Bayesian Thinking
Bayesian thinking is the practice of updating beliefs systematically in light of new evidence, using the framework of Bayes' theorem. Instead of treating beliefs as binary (true/false), you assign probabilities and adjust them as evidence accumulates. It captures how rational agents should learn: start with a prior belief, encounter evidence, and compute a posterior belief. It's the antidote to both stubbornness (ignoring evidence) and fickleness (overreacting to every data point).
Analyze the current topic or problem under discussion using Bayesian thinking. Be explicit about priors, evidence, and updates. Apply this framework to whatever the user is currently working on or asking about.
Step 1: Define the Hypotheses
- What are the competing hypotheses or possible explanations?
- H₁: [Primary hypothesis]
- H₂: [Alternative hypothesis]
- H₃: [Another alternative]
- H_null: [Nothing special is happening / base rate explanation]
- Are these hypotheses mutually exclusive and collectively exhaustive (MECE)?

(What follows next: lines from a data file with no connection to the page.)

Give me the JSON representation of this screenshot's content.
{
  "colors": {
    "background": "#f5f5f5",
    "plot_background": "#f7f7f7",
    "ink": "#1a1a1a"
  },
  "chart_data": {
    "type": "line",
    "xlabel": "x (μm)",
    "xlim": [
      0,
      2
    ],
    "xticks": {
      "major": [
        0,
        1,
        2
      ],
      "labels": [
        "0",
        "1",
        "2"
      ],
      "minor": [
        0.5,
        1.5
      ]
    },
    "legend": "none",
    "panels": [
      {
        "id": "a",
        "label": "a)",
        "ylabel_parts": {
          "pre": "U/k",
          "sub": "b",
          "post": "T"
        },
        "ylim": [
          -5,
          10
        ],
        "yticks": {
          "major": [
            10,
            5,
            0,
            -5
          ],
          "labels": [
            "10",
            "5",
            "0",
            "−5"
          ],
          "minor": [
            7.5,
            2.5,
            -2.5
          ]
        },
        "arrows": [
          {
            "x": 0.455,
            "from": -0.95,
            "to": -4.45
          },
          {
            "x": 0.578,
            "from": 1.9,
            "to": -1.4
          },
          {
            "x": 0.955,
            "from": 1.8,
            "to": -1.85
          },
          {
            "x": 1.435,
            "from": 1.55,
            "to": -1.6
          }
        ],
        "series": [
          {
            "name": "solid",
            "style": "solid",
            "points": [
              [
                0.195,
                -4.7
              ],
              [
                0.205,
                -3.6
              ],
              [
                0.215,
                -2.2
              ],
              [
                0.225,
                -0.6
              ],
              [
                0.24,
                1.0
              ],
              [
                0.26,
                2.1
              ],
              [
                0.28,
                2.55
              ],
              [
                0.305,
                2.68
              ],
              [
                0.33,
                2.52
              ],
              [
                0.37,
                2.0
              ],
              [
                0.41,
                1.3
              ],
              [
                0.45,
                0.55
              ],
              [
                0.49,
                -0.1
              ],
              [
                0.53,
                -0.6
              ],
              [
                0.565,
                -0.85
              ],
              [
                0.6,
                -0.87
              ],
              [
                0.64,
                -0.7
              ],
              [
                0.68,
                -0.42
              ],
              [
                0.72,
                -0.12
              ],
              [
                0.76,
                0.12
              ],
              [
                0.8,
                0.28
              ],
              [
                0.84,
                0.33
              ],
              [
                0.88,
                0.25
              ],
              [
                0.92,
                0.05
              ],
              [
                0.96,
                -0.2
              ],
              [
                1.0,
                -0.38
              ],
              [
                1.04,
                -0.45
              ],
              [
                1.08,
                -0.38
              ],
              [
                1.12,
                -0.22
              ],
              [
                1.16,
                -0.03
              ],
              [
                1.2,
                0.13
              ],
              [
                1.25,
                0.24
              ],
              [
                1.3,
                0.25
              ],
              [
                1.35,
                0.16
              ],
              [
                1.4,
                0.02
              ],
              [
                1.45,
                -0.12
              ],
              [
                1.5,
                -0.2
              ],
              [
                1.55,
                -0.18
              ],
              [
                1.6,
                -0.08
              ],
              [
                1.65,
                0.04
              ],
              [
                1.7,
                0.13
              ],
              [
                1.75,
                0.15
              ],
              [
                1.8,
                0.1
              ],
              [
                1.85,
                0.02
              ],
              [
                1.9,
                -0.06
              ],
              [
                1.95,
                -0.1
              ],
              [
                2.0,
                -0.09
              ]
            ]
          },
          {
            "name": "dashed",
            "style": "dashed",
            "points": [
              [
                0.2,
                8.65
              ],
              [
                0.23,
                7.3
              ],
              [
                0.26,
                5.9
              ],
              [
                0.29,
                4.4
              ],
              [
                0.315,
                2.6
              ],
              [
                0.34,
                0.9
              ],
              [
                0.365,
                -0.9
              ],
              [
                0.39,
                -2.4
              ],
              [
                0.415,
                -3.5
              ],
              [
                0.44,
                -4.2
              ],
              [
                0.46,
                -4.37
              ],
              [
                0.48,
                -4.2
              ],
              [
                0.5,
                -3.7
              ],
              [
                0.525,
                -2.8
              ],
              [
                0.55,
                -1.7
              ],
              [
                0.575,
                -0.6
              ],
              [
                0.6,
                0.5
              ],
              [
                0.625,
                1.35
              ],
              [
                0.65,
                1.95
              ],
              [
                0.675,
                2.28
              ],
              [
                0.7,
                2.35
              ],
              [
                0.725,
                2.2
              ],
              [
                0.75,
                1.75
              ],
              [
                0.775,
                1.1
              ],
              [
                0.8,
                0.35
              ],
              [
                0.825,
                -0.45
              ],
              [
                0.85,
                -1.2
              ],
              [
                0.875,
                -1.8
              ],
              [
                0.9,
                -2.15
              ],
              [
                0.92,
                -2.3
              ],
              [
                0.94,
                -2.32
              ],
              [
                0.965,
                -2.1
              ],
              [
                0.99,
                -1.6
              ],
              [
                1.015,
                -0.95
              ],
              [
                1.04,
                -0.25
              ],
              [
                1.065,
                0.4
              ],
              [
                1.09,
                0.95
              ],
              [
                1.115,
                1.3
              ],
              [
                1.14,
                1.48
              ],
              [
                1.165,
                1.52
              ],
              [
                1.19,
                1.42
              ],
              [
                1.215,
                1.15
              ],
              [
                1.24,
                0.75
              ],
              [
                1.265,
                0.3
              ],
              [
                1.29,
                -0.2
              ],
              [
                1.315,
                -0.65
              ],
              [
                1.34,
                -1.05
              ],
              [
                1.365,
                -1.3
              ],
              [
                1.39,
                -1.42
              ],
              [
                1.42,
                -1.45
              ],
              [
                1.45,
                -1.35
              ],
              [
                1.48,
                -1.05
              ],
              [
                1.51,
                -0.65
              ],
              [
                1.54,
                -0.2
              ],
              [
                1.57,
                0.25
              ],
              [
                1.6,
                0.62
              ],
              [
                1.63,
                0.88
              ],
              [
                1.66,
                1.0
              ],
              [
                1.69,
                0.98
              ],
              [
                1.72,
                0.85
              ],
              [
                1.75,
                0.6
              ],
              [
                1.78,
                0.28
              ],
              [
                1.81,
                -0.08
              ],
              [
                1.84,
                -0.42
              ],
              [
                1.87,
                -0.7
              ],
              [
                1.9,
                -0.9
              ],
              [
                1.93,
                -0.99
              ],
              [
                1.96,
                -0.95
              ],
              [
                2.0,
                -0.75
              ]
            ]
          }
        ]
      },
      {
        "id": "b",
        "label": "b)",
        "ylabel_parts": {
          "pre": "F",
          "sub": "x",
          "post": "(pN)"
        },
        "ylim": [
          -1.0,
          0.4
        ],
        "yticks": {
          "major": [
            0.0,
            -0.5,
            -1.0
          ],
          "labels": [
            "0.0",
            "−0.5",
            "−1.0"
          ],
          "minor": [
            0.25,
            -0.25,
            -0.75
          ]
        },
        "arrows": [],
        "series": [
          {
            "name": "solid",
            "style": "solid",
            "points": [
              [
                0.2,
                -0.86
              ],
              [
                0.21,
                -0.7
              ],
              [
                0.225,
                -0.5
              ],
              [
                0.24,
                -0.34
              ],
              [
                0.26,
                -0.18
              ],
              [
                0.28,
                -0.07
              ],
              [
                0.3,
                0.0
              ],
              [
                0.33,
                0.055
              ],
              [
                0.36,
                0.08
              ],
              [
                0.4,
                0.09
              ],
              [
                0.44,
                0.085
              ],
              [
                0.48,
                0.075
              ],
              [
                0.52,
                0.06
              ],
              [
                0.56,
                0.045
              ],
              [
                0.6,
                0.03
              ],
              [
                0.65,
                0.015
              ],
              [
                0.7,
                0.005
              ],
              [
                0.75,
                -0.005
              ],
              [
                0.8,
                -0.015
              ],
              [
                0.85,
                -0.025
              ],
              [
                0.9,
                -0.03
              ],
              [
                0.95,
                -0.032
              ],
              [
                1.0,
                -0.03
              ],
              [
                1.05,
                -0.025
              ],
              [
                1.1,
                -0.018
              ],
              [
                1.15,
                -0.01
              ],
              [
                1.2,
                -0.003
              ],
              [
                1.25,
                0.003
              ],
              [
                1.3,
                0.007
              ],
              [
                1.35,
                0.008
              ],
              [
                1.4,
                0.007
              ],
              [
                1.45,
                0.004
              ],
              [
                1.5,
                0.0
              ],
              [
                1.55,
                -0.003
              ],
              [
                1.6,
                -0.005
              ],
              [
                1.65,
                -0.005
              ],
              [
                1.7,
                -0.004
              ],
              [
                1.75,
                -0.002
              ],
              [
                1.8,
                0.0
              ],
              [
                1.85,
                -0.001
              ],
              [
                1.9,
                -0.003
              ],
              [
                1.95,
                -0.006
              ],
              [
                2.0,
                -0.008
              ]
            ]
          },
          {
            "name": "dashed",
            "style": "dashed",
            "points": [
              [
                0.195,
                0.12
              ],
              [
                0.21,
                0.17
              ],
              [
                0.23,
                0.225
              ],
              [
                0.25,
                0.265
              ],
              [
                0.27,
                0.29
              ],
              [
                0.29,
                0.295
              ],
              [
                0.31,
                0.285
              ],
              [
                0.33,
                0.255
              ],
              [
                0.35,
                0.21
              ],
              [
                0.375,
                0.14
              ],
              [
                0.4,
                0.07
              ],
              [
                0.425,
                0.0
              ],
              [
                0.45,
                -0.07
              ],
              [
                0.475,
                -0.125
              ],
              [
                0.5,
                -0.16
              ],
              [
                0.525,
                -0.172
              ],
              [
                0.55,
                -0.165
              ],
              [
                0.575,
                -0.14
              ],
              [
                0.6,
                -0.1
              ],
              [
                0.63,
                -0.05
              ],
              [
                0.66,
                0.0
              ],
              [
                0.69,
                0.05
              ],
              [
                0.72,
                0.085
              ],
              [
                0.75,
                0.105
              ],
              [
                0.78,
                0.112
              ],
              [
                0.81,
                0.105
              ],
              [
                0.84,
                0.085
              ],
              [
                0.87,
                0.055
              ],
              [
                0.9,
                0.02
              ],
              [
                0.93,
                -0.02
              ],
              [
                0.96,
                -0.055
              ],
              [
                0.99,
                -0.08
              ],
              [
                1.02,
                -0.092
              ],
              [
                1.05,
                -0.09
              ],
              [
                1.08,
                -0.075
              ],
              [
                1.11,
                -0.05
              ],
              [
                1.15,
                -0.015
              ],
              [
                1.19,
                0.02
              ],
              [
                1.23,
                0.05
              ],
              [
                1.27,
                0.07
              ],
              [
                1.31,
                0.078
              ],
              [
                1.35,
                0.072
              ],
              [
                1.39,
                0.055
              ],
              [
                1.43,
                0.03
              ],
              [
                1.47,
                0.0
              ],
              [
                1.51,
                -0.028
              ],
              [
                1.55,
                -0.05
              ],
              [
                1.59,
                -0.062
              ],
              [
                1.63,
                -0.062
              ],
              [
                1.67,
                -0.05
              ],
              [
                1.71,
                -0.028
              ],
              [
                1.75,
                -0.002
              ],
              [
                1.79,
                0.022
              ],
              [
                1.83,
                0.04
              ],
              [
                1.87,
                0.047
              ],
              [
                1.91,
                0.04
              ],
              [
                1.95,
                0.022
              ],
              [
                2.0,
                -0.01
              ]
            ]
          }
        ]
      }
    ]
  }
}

If not, acknowledge the gap.
- Avoid the trap of only considering one hypothesis — always have at least one alternative.
Step 2: Establish Prior Probabilities
Before looking at the specific evidence, what should we believe?
- Base rate: How common is each hypothesis in general? What does the reference class suggest?
- Example: "Before any symptoms, the base rate of disease X in this population is 1%."
- Prior knowledge: What do we already know from past experience, expert opinion, or established science?
- Assign rough prior probabilities:
- P(H₁) = ?
- P(H₂) = ?
- P(H₃) = ?
- Explain your reasoning for each prior. Be honest about uncertainty — a wide prior is better than a falsely precise one.
- Watch for base rate neglect: the most common Bayesian sin is ignoring how rare or common something is before considering the evidence.
Step 3: Evaluate the Evidence
Now look at the specific evidence available.
For each key piece of evidence (E):
- Likelihood ratio: How much more (or less) likely is this evidence under each hypothesis?
- P(E | H₁) = ? — If H₁ is true, how likely would we see this evidence?
- P(E | H₂) = ? — If H₂ is true, how likely would we see this evidence?
- The likelihood ratio = P(E|H₁) / P(E|H₂) tells you the diagnostic value of the evidence
- Strong evidence: Likelihood ratio > 10 (or < 0.1) — this evidence strongly discriminates
- Weak evidence: Likelihood ratio near 1 — this evidence barely helps distinguish hypotheses
- Quality of evidence: Is this evidence reliable? Could it be fabricated, biased, or misinterpreted?
Step 4: Update — Compute Posterior Probabilities
Apply Bayes' theorem (conceptually or numerically):
P(H|E) = P(E|H) × P(H) / P(E)
- For each hypothesis, multiply prior × likelihood and normalize.
- If doing this informally, state the direction and magnitude of the update:
- "This evidence moderately increases my confidence in H₁ (from ~30% to ~60%)"
- "This evidence barely moves the needle on H₂"
- Multiple pieces of evidence: Update sequentially — each posterior becomes the next prior.
- Show your work: Even rough numbers make reasoning transparent and debuggable.
Step 5: Check for Common Bayesian Errors
- Base rate neglect: Did you properly account for how rare/common the hypothesis is before evidence?
- Classic example: A 99%-accurate test for a 1%-prevalence disease still yields ~50% false positives.
- Confirmation bias: Are you only counting evidence that supports your preferred hypothesis?
- Anchoring: Is your prior too strongly anchored on one piece of information?
- Neglecting alternative hypotheses: Does the evidence also fit other explanations you haven't considered?
- Treating dependent evidence as independent: Are the pieces of evidence truly independent, or do they share a common source?
Step 6: Decision Under Uncertainty
Given posterior probabilities, what action should we take?
- What is the expected value of each possible action?
- For each action × hypothesis combination: probability × outcome value
- Where is the value of information highest?
- What additional evidence would most change the posterior? Seek that evidence next.
- Should we decide now or gather more evidence?
- What is the cost of waiting vs. the cost of being wrong?
- What probability threshold would trigger a different decision?
Step 7: Summarize
- State your final posterior probabilities for each hypothesis.
- Identify the key evidence that most influenced the update.
- Describe what future evidence would make you update significantly in either direction.
- Be explicit about your remaining uncertainty — a confident Bayesian knows what they don't know.
The essence of Bayesian thinking: Strong priors require strong evidence to move. Weak priors move easily. And evidence that is equally consistent with multiple hypotheses is not very informative, no matter how dramatic it seems.